Coronary Angiogram

A coronary angiogram is a procedure in which X-ray imaging looks inside your heart's blood vessels. Coronary angiograms are one of several procedures known as cardiac catheterization. Catheterization defines any procedure where a long, thin, flexible plastic tube (catheter) is inserted into one’s body. Heart catheter procedures can assist in diagnosing and treating heart and blood vessel conditions. A coronary angiogram—which may help diagnose heart conditions—is the most common type of heart catheter procedure.

Coronary angiograms are recommended by a doctor if an individual if experiencing any of the following symptoms:

•    Symptoms of coronary artery disease, such as chest pain
•    Pain in the chest, jaw, neck or arm that can't be explained by other tests
•    New or increasing chest pain
•    Congenital heart disease, or a heart defect that’s been with the individual since birth
•    Heart failure
•    Other blood vessel problems or a chest injury
•    A heart valve problem that requires surgery

A doctor may also recommend an angiogram if the individual is having surgery unrelated to the heart, but may be at high risk of having a heart problem during the surgery. There are risks associated with angiograms. Therefore, it is usually done after noninvasive heart tests have been performed, such as an electrocardiogram, an echocardiogram or a stress test. 

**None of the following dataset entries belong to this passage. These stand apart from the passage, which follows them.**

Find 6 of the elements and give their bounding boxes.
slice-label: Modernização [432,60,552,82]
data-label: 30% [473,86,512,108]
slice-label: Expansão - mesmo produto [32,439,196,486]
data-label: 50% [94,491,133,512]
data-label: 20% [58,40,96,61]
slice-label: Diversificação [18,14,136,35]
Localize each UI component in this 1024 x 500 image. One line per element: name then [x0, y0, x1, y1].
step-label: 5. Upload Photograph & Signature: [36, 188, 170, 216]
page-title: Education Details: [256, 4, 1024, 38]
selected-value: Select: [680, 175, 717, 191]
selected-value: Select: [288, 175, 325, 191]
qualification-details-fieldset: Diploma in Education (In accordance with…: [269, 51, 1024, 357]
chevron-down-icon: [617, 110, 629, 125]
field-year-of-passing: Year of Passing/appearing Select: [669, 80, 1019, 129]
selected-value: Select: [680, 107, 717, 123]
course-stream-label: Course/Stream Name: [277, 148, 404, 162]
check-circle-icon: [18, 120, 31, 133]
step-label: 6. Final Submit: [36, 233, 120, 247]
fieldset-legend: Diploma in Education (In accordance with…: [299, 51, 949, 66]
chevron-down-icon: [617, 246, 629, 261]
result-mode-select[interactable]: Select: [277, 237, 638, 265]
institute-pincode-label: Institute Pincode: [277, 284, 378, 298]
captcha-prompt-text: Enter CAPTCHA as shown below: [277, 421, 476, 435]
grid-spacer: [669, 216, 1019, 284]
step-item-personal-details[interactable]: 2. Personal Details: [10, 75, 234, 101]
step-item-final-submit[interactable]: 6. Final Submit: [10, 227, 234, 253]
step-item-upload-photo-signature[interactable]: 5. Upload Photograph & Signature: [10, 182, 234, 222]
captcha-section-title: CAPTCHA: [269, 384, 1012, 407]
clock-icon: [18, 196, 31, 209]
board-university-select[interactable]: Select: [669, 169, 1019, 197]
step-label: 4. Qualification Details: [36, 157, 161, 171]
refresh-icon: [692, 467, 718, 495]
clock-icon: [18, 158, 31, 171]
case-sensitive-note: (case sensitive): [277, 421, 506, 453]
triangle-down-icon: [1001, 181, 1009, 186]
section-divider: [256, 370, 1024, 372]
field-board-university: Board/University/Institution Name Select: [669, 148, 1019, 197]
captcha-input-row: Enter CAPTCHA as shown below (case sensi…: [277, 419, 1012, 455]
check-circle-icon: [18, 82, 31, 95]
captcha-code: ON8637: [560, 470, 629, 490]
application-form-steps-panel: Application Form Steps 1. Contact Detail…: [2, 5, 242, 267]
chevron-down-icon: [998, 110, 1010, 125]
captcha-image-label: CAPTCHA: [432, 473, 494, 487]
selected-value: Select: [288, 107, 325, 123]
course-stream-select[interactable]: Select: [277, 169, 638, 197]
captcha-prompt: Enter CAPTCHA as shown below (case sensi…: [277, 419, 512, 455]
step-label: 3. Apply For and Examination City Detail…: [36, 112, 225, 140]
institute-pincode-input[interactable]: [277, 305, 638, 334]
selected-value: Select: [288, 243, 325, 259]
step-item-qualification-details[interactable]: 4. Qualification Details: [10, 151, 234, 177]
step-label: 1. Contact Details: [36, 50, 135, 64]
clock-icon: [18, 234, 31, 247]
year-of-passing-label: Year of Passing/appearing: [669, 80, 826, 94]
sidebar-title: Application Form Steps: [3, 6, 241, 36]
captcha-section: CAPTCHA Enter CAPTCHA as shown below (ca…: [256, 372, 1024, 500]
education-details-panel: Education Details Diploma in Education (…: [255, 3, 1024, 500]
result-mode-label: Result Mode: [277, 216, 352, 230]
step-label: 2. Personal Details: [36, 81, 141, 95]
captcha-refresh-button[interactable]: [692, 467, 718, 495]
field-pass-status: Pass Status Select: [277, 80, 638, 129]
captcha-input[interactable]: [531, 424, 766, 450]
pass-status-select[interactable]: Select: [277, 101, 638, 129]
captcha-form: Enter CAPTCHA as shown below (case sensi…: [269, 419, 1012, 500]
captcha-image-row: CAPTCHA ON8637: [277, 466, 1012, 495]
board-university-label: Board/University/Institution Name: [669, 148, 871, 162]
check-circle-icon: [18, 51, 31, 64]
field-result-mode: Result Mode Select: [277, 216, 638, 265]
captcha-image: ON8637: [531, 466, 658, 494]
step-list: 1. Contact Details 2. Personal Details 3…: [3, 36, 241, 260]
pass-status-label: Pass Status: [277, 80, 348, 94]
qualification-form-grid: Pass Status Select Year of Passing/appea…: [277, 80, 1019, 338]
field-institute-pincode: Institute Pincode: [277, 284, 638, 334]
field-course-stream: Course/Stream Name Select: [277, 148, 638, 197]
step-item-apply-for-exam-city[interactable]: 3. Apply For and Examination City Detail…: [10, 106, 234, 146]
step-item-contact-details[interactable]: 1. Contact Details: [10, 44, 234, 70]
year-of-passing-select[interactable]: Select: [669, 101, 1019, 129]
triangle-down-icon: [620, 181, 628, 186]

An angiogram can show doctors what's wrong with in the blood vessels. It can:

•    Show how many coronary arteries are blocked by fatty plaques
•    Pinpoint where blockages are located in blood vessels
•    Show how much blood flow is blocked through blood vessels
•    Check the results of a previous coronary bypass surgery
•    Check the blood flow through the heart and blood vessels

Based on the results, one’s doctor can determine what treatment is best for the patient and how much danger the heart condition poses to one’s health. Results of the angiogram should be available the same day the procedure is performed.

If you feel you would benefit from a coronary angiogram, talk to your doctor to determine the best course of action.